JERUSALEM: L'armée israélienne a annoncé jeudi poursuivre ses opérations dans le sud du Liban face aux "menaces", après la signature par les Etats-Unis et l'Iran d'un accord visant à mettre fin à la guerre au Moyen-Orient, y compris sur le front libanais.

L'armée a publié une carte de ce qu'elle déclare être son "espace de sécurité", s'étendant sur une dizaine de kilomètres à l'intérieur du territoire libanais.

Elle indique que des troupes continueront d'y être déployées "afin d'éliminer les menaces et d'améliorer la défense des habitants du nord d'Israël".

Un responsable militaire israélien a précisé que l'armée pourrait également agir pour "neutraliser" les risques identifiés au-delà de la zone de sécurité, et appelé les civils libanais à ne pas y pénétrer.

Depuis l'annonce lundi de l'accord entre Téhéran et Washington, signé mercredi soir par les présidents de deux pays, l'intensité des violences a drastiquement baissé dans le sud du Liban et le Hezbollah pro-iranien n'a plus revendiqué d'attaques contre Israël.
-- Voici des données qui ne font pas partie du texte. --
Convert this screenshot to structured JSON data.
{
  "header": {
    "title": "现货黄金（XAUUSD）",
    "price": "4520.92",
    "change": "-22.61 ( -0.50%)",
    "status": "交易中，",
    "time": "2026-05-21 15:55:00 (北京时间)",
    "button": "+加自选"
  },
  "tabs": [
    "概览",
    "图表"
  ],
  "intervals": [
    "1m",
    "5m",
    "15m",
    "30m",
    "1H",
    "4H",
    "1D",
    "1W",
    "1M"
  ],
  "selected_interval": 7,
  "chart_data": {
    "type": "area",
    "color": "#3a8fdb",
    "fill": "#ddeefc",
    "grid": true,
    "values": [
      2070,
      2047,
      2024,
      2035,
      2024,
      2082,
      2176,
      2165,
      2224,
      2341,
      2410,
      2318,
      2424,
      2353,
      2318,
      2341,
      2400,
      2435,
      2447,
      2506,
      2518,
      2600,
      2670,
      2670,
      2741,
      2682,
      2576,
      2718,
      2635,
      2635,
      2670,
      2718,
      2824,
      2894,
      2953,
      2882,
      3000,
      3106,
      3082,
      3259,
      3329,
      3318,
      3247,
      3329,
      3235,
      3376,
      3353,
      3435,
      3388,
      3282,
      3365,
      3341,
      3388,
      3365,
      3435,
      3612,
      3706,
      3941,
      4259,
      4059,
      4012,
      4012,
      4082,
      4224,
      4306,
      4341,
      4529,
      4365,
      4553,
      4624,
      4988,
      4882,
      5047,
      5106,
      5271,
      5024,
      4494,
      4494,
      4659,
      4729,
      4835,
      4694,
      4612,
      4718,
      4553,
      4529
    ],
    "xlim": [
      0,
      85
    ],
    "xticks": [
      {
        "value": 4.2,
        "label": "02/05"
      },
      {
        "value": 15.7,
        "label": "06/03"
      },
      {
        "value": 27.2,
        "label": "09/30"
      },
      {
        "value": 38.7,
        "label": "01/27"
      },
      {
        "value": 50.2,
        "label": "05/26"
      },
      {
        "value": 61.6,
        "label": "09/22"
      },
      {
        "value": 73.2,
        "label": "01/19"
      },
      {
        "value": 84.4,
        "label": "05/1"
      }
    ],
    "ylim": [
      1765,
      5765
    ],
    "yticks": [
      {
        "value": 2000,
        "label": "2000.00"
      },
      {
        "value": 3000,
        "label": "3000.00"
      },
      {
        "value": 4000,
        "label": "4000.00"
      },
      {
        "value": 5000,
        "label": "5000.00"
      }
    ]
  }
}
Mais des échanges de tirs limités sont signalés et au moins huit personnes ont depuis été tuées dans des frappes israéliennes, dont trois sur la seule journée de jeudi selon un média d'Etat libanais.

L'armée israélienne a pour sa part annoncé la mort de l'un de ses soldats dans la nuit de mercredi à jeudi, lors d'un incident survenu dans le sud du Liban. Sept soldats ont également été blessés.

Le groupe armé Hezbollah soutenu par l'Iran a entraîné le Liban dans la guerre début mars en attaquant Israël pour venger l'assassinat du guide suprême de la République islamique au début de la campagne américano-israélienne.

Israël a riposté par de vastes frappes à travers le Liban et par le lancement d'une invasion terrestre dans le sud, région frontalière d'Israël et de longue date sous l'influence du Hezbollah.

Le Liban et Israël mènent depuis avril des pourparlers directs à Washington afin de tenter de mettre fin aux hostilités et de dissocier leur conflit de la guerre régionale.

"D'autres étapes sont en cours de discussion" dans le cadre de ces pourparlers, a déclaré jeudi la même source militaire, ajoutant que "les représentants se rencontreront à nouveau la semaine prochaine".